Choosing a health insurance plan can be one of the most important financial decisions a person makes. Choose a low premium plan and you can expose yourself to potentially higher out-of-pocket costs. Medical-related debt remains a major, though declining, component of individual household debt and a major factor in personal bankruptcies. Without a good understanding of potential medical needs and risks, people can make the wrong financial choice.
So it's no surprise that since passage of the Affordable Care Act (ACA), news stories about health insurance premiums have become almost as hot a topic as NFL draft picks or Oscar nominees.
A national survey of more than 4,800 adults following the enrollment period last year revealed that affordability, whether real or perceived, was a primary driver in why some people sign up for health insurance while others choose to go without coverage, despite the law's mandatory enrollment requirements.
So when the Minnesota Department of Commerce announced in October that premiums for individual health insurance through MNsure, the state exchange, would rise anywhere from 14 percent to 49 percent for 2016, critics and supporters alike worried that health insurance in Minnesota was becoming unaffordable for many.
Some worried that the rate hikes were undermining a primary goal of the ACA, to provide affordable health insurance to those previously uninsured.
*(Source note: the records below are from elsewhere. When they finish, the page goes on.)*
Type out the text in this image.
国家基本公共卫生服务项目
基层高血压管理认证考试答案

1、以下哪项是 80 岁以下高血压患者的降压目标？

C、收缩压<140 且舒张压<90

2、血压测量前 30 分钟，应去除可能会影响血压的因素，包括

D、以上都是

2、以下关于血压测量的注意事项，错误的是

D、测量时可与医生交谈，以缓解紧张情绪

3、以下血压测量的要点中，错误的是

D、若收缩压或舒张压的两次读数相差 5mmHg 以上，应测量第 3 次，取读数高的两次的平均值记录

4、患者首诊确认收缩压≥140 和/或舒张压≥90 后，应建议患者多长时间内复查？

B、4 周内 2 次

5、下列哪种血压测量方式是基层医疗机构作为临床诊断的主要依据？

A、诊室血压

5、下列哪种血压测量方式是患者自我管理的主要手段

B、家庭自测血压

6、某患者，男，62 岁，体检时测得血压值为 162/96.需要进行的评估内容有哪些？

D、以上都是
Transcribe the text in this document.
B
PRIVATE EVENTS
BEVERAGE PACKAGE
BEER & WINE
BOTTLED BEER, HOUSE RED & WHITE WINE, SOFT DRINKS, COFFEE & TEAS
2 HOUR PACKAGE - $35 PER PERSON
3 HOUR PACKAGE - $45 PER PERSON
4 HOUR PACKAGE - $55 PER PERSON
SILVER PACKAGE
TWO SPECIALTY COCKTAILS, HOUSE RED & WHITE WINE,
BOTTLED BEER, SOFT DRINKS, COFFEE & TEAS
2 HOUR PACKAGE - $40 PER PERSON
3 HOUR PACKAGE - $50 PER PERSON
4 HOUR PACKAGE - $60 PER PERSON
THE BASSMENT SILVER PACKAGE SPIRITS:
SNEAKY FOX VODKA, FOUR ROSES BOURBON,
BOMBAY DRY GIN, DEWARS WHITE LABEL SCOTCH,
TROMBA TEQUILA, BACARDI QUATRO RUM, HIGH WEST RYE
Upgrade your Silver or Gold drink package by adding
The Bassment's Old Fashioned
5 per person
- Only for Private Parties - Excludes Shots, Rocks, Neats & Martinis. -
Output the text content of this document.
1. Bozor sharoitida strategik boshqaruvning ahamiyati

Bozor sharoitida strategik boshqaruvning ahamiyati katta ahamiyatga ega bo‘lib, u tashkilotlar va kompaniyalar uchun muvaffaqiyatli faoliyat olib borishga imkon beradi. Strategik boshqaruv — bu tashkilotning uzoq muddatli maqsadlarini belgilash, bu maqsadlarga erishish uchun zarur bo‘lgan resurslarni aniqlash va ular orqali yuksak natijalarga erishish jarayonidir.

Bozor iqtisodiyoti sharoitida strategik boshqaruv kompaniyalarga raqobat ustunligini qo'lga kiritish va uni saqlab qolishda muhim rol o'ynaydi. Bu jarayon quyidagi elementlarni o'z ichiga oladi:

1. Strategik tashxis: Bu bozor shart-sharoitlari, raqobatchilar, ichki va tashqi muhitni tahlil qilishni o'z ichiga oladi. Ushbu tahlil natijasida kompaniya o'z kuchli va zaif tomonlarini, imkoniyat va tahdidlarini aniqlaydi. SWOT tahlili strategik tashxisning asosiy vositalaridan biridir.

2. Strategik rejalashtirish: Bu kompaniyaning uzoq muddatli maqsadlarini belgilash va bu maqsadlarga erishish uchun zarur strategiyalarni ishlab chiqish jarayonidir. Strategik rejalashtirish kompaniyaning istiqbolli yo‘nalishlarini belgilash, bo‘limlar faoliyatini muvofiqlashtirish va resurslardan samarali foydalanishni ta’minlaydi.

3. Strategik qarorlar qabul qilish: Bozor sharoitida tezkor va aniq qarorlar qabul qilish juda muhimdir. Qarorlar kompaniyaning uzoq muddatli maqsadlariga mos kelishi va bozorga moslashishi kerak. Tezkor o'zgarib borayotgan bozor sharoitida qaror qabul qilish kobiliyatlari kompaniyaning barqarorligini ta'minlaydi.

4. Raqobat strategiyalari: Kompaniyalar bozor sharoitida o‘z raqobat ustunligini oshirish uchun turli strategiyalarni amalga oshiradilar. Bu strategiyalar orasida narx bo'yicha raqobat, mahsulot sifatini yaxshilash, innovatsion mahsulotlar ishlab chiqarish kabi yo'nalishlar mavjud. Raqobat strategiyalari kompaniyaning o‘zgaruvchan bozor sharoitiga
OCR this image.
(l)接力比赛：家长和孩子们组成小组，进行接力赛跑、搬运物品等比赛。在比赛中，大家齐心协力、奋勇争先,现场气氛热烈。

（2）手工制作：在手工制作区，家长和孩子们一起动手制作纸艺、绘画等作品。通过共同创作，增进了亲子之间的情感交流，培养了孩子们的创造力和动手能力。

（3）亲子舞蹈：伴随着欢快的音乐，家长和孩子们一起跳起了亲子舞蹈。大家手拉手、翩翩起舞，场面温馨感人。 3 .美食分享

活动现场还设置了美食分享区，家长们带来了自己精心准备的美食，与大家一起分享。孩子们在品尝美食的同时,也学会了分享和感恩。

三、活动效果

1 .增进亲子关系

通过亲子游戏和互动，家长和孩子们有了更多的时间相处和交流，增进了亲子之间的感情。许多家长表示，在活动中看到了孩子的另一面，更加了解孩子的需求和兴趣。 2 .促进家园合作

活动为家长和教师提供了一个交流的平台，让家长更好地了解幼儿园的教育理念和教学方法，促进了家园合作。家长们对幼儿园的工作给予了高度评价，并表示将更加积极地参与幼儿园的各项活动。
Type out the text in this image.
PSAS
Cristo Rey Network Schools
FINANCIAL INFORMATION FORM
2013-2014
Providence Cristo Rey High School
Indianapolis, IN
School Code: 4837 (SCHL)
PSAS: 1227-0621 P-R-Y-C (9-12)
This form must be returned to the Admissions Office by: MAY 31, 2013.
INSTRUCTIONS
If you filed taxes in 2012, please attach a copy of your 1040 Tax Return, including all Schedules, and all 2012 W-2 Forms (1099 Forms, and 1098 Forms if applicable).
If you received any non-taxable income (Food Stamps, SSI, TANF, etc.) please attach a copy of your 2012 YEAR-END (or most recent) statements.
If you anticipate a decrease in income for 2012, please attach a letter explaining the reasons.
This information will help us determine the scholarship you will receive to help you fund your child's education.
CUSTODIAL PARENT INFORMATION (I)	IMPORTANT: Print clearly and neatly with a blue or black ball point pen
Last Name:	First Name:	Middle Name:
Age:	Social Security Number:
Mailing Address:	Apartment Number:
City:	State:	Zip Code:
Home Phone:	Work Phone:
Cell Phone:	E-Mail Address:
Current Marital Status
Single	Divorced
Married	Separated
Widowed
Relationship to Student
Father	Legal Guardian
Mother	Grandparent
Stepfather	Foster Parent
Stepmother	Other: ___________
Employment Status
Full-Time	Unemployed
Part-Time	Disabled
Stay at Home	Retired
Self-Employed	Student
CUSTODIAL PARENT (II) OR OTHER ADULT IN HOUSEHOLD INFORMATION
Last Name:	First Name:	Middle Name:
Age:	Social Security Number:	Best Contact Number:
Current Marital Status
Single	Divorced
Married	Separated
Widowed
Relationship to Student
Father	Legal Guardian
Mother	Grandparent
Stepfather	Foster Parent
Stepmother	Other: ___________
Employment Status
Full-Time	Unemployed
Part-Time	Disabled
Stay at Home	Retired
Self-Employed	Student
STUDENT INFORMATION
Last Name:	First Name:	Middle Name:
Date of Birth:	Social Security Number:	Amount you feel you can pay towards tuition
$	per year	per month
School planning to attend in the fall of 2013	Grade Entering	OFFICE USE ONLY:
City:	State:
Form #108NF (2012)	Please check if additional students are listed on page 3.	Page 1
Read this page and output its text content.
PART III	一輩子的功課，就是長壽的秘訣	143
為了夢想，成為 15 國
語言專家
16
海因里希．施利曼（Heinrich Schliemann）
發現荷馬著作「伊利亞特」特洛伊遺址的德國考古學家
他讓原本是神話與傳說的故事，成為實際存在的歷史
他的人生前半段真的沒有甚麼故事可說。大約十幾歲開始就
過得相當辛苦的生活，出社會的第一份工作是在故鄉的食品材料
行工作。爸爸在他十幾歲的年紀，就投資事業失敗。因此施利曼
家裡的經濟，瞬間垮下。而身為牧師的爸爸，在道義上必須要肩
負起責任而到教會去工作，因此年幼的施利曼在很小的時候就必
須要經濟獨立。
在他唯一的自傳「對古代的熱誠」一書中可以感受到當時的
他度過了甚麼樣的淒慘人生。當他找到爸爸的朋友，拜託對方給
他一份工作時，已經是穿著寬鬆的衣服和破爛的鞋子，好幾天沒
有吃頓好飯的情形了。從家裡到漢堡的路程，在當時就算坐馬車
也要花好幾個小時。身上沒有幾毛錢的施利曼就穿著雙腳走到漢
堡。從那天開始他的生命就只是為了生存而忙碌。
Minnesota's first-year experience with MNsure in 2014 saw the number of uninsured fall 180,500, or 40.6 percent, to about 264,500, less than 5 percent of the population.
But MNsure recently reported preliminary results in the first few weeks of the 2016 enrollment period showing that the state exchange is "on track" to match enrollment levels achieved last year, according to spokesman Shane Delaney, while continuing to maintain Minnesota as "one of only a handful of states with an uninsured rate at or below 5 percent."
What's going on?
While Minnesota's year-over-year increase in health insurance premiums through the state exchange is among the highest in the country, an increasing number of Minnesotans qualify for direct tax credits or subsidies, offsetting the increase. Currently, more than half of enrollees in private health insurance plans through MNsure are receiving financial help. Enrollment figures for 2016 show more than a 20 percent increase in eligibility for financial assistance.